The Labor Department said on Tuesday its Consumer Price Index edged up only 0.1 percent higher, a slightly weaker gain than the Street had expected. However, in a sign of stronger demand in the economy, consumer prices outside of food and energy rose 0.2 percent last month, just above the pace clocked in April.

 

This "core" consumer price index, which is monitored closely because it is less volatile, was up 1.7 percent in the 12 months through May.

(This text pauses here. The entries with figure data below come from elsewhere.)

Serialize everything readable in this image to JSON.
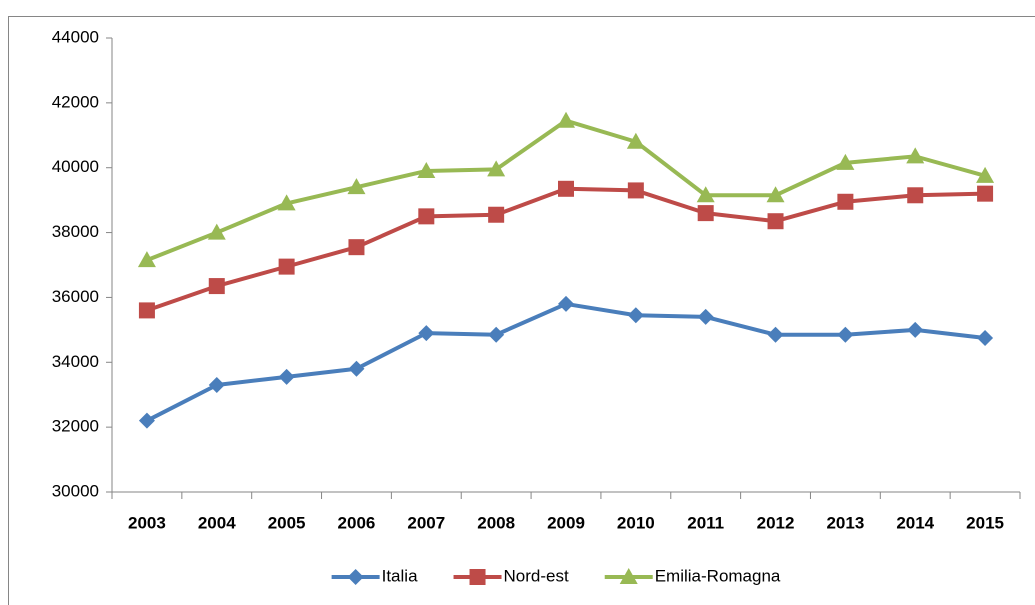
{
  "chart_data": {
    "type": "line",
    "categories": [
      "2003",
      "2004",
      "2005",
      "2006",
      "2007",
      "2008",
      "2009",
      "2010",
      "2011",
      "2012",
      "2013",
      "2014",
      "2015"
    ],
    "series": [
      {
        "name": "Italia",
        "color": "#4a7ebb",
        "marker": "diamond",
        "values": [
          32200,
          33300,
          33550,
          33800,
          34900,
          34850,
          35800,
          35450,
          35400,
          34850,
          34850,
          35000,
          34750
        ]
      },
      {
        "name": "Nord-est",
        "color": "#be4b48",
        "marker": "square",
        "values": [
          35600,
          36350,
          36950,
          37550,
          38500,
          38550,
          39350,
          39300,
          38600,
          38350,
          38950,
          39150,
          39200
        ]
      },
      {
        "name": "Emilia-Romagna",
        "color": "#98b954",
        "marker": "triangle",
        "values": [
          37150,
          38000,
          38900,
          39400,
          39900,
          39950,
          41450,
          40800,
          39150,
          39150,
          40150,
          40350,
          39750
        ]
      }
    ],
    "ylim": [
      30000,
      44000
    ],
    "yticks": [
      30000,
      32000,
      34000,
      36000,
      38000,
      40000,
      42000,
      44000
    ],
    "grid": false,
    "legend": "bottom"
  }
}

That matched the increase registered in April, and supported the view that a worrisome downward trend in core inflation, which began a year ago, might be coming to an end.

 

At the same time, May's reading for 12-month core inflation remains below the Fed's 2 percent inflation target, a stabilization could make the Fed more comfortable as it considers paring back its economic stimulus programs.

 

In May, the gain in the core price index was supported by a 0.2 percent increase in clothing prices, as well as a strong 0.3 percent increase in shelter costs.

 

The Fed actually targets a separate but related measure of inflation published by the Commerce Department, known as the PCE index, which has shown even weaker levels of core price increases. The PCE index puts less weight on shelter, so Tuesday's data might not signal a similar stabilization in the core PCE index.